In Notice 2011-19 (the "Notice"), the Internal Revenue Service (the "IRS") provides guidance as to when the securities of an employer are "readily tradable on an established securities market" or "readily tradable on an established market" for purposes of the Internal Revenue Code (the "Code"). The following Code sections and Treasury regulations pertaining to employee benefits use or refer to one of those phrases: section 401(a)(22), section 401(a)(28)(C), section 409(h)(1)(B), section 409(l) and section 1042(c)(1)(A); Treas. Reg. Sec. 1.401(a)(35)-1(f)(5).

Under the Notice, the terms "readily tradable on an established securities market" and "readily tradable on an established market", with respect to employer securities, mean employer securities that are readily tradable on an established securities market under Treas. Reg. Sec. 1.401(a)(35)-1(f)(5). Under that regulation, a security is so tradable if it is traded:

--on a national securities exchange that is registered under section 6 of the Securities Exchange Act of 1934(prong 1); or

--on a foreign national securities exchange that is officially recognized, sanctioned or supervised by a governmental authority, if the security is deemed by the Security Exchange Commission (the "SEC") as having a ready market under SEC Rule 15c3-1(such as a security included on the FTSE Group All-World Index) (prong 2).

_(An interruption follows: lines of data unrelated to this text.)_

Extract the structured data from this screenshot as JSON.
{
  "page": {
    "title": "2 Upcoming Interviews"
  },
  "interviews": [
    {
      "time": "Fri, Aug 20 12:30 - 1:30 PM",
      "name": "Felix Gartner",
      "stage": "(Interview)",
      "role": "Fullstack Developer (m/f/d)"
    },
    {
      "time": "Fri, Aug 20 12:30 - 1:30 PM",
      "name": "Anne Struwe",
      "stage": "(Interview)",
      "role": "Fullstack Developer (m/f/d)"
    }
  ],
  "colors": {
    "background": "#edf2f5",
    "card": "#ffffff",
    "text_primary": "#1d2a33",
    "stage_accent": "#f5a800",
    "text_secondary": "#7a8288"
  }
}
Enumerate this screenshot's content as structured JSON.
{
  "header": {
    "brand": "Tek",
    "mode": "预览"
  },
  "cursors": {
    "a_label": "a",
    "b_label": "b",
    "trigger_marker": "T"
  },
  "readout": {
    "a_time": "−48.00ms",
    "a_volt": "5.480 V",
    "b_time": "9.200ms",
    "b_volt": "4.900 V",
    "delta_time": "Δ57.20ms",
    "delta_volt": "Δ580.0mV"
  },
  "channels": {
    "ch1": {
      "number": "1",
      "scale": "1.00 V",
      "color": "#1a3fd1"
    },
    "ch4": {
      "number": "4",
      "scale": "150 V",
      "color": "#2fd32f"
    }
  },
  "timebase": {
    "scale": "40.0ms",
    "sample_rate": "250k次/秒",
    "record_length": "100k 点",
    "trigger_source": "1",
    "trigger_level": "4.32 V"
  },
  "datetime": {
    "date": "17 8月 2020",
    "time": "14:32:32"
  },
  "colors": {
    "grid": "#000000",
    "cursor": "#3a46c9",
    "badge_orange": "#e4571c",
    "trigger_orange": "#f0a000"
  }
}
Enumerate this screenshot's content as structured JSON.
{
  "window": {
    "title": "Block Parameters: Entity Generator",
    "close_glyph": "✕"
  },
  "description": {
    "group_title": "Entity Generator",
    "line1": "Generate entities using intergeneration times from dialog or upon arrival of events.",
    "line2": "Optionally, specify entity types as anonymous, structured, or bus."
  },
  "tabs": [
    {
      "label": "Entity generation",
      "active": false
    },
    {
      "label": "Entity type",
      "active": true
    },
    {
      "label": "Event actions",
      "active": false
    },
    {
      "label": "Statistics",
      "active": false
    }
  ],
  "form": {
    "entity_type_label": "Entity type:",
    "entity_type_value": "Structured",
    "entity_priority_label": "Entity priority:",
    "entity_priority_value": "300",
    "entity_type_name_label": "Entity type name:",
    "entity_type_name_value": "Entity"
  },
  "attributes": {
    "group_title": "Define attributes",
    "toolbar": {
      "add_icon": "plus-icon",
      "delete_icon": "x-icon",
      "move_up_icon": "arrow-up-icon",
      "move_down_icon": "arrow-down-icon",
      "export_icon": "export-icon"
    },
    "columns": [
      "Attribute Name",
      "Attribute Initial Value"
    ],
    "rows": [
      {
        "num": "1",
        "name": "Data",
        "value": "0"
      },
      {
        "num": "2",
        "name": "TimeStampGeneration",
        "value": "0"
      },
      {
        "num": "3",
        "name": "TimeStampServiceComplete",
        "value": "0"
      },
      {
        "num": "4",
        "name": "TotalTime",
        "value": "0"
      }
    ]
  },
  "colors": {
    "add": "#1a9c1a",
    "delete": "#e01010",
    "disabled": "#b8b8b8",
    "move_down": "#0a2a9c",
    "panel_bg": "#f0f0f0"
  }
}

The Notice is generally effective for plan years beginning after 2011. However, it does not apply until plan years beginning after 2012 when, as of March 14, 2011, the employer (and each of its controlled group member) has no common stock traded as described in prong 1, but has common stock traded as described in prong 2.

March 2, 2011

ERISA-Fifth Circuit Rules That Suit For Long-Term Disability Benefits Was Filed Too Late

In White v. Metropolitan Life Insurance Company, No. 10-30707 (5th Cir. 2011), the plaintiff had brought suit under ERISA challenging the decision of the defendant, Metropolitan Life Insurance Company ("Metropolitan"), to deny her claim for long-term disability benefits, under the terms of a plan subject to ERISA (the "Plan"). The district court granted summary judgment in favor of Metropolitan. One issue on appeal-did the plaintiff initially file her suit on a timely basis? Here is what the Fifth Circuit Court said.

The terms of the Plan provide that no legal action may be filed "more than three years after proof of Disability must be filed. This will not apply if the law in the area where you live allows a longer period of time to file proof of Disability." In this case, the plaintiff's suit was not filed within this time period, and the plaintiff does not identify any local law (here Louisiana) which allows a longer period of time for filing proof of disability. Therefore, Court concluded that the plaintiff's suit was filed too late. The Court cited Harris Methodist Fort Worth v. Sales Support Servs., Inc. Empl. Health Care Plan, 426 F.3d 330, 337 (5th Cir. 2005). In that case, the court said that, because ERISA provides no specific limitations period as to when a suit under ERISA must be filed, we apply state law principles of limitation. Where a plan designates a reasonable, shorter time period, however, that lesser limitations schedule governs.